As a counterpoint, I thought the short story nominees were very strong. I haven't (yet) read a single one of the novels that were nominated, but I spent a chunk of yesterday reading all five of the short stories that were available online. I'm not normally a short story fan, but these were all very engaging and quite well written. I particularly liked 'Ponies' (though the comments suggest that opinions were pretty divided on that one) and 'Arvies' (that's the one I'd put money on to win). And I'd never heard of the online magazine Lightspeed before, but their two nominees ('Arvies' and 'I'm Alive, I Love You, and I'll See You in Reno') convinced me to buy all 9 issues that have been published so far.

Now I'm planning to work my way through the 4 novelettes and novellas that are also online.

17iansales
Feb 26, 2011, 11:34 am

Kij Johnson has her fans, but I'm not one of them. Didn't like her story that won the Nebula last year, or the one that was nominated the year before that. Don't like the one from this year's shortlist either.

The Ellison is terrible, with some really clumsy writing in it.

Not read the others yet.

18jnwelch
Feb 26, 2011, 11:55 am

Hard to get excited about any of these. Howlers aside, Blackout was okay, although I haven't read the sequel All Clear. I have read some good things about The One Hundred Thousand Kingdoms.

19SimonW11
Feb 26, 2011, 12:00 pm

Hugo's are a more consistently readable than Nebulas. Did that litte registered mark next to Ellison's name make anyone else's eyes roll?

20jmnlman
Feb 26, 2011, 4:56 pm

19: If anyone in the genre was going to do it it would be him.

21SpoonFed
Edited: Feb 26, 2011, 5:58 pm

Well, I've read the Ellison too, now.
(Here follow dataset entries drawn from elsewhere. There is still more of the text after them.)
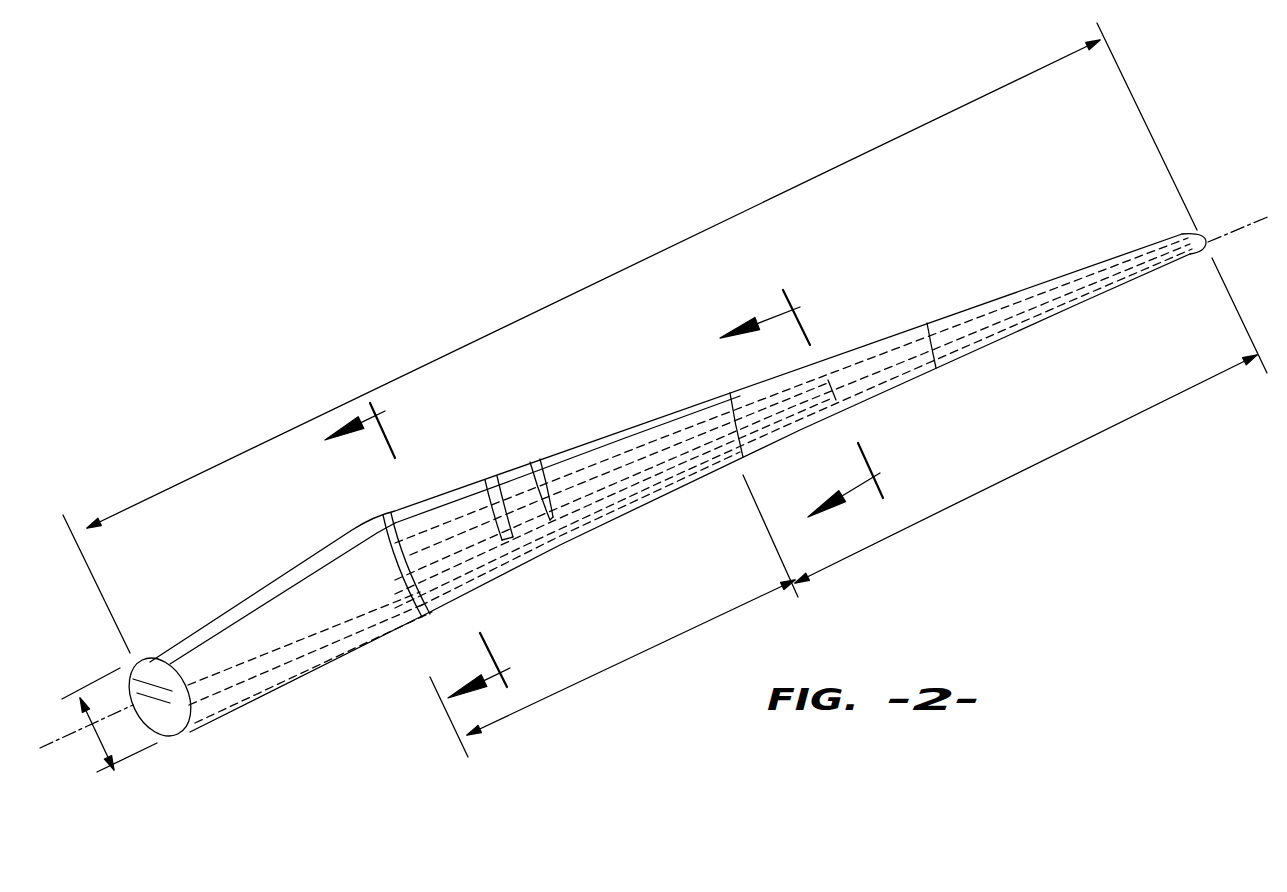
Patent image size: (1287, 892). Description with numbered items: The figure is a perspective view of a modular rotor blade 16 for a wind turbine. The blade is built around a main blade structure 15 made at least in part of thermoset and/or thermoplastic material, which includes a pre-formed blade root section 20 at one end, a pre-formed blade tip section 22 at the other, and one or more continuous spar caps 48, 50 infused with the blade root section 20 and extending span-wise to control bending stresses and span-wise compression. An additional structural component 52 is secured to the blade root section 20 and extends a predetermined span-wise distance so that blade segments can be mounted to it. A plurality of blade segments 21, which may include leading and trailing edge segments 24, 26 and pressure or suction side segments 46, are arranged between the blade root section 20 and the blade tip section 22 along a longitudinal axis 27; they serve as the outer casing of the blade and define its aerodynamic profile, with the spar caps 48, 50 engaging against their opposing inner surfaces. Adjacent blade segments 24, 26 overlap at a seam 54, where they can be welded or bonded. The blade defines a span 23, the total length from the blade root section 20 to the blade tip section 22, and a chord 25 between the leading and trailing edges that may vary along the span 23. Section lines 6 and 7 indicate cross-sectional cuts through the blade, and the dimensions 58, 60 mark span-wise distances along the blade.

The section line 6- 6 is at (417, 550).
The section line 7- 7 is at (797, 422).
The main blade structure 15 is at (680, 422).
The rotor blade 16 is at (328, 303).
The blade root section 20 is at (170, 648).
The blade segment 21 is at (399, 512).
The blade tip section 22 is at (1075, 310).
The span 23 is at (605, 278).
The leading edge segment 24 is at (632, 513).
The chord 25 is at (122, 713).
The trailing edge segment 26 is at (452, 497).
The longitudinal axis 27 is at (130, 758).
The suction side segment 46 is at (883, 350).
The spar cap 48 is at (120, 693).
The spar cap 50 is at (237, 677).
The structural component 52 is at (592, 455).
The seam 54 is at (494, 478).
The first spanwise distance 58 is at (603, 672).
The second spanwise distance 60 is at (992, 488).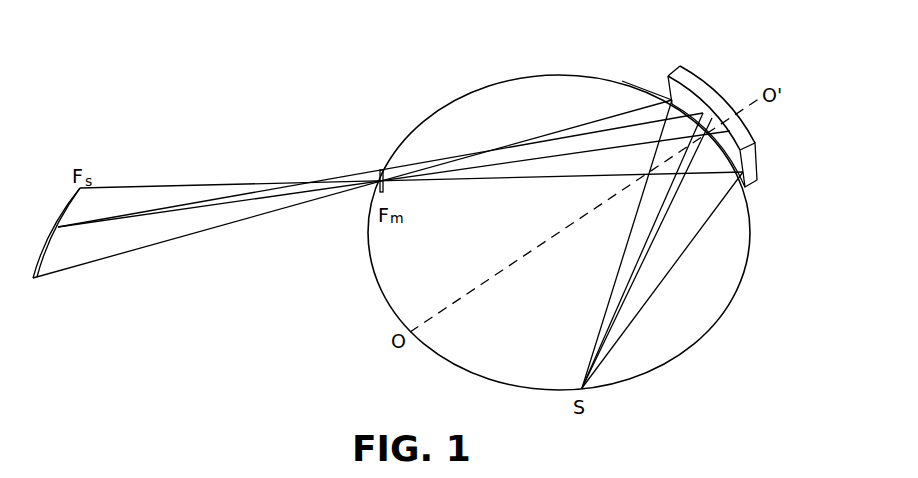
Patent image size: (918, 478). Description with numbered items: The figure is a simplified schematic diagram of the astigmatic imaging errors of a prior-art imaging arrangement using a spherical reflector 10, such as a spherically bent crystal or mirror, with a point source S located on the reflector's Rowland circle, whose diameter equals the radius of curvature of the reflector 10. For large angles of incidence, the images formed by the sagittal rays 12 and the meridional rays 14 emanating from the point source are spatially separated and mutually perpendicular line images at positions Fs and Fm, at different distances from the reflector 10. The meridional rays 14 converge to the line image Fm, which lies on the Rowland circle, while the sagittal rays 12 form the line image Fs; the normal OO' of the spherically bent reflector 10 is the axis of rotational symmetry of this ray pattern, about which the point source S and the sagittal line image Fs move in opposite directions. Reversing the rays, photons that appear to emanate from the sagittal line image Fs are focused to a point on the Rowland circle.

The spherical reflector 10 is at (694, 86).
The sagittal rays 12 is at (625, 118).
The meridional rays 14 is at (545, 150).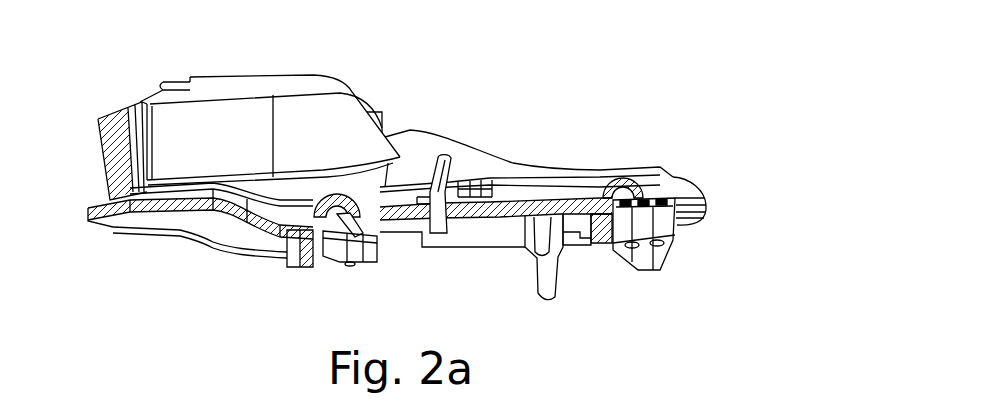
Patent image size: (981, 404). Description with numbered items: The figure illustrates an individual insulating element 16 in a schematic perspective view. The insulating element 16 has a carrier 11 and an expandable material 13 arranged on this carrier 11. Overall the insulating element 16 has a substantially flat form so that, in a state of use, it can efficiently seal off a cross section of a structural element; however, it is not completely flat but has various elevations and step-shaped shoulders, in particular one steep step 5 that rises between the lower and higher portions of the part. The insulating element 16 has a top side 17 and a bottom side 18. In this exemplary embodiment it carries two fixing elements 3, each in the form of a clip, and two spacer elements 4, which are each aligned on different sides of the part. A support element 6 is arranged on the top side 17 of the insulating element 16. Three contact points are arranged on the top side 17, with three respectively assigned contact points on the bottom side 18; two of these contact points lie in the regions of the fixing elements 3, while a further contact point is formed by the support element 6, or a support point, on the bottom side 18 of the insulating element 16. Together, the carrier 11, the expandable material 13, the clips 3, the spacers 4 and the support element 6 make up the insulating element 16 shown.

It's available online here (the others that I had already read I found through direct links from the Nebula Awards link given at the top of the page, so I figured I'd add this one here as well in case anyone's curious).

All in all, it's a pretty disappointing story. The writing is terribly uneven; several of the individual sentences are striking, but even more are flabby and mediocre. The story as a whole just reads as a paranoiac allegory of persecution. This was - by far - my least favourite of the short story nominees I've read so far.

And with that, I've just got 'Escape Pod' by Felicity Shoulders left to go in that category, available here in audio format.

22iansales
Feb 26, 2011, 6:16 pm

I kept on thinking the same about the Ellison too: "how dare you disparage me! I'm a Big Name Author! So what if I groped Connie Willis's tit? Who else is going to do it, eh?!"

23SpoonFed
Feb 26, 2011, 7:13 pm

Yep, exactly. I kept expecting him to shout "Don't you understand? I am an iconoclast!?"

24RuTemple
Feb 26, 2011, 7:19 pm

Mary Robinette Kowal serving as SFWA vp doesn't bear on the quality of her novel, which is quite Nebula-worthy in my reading.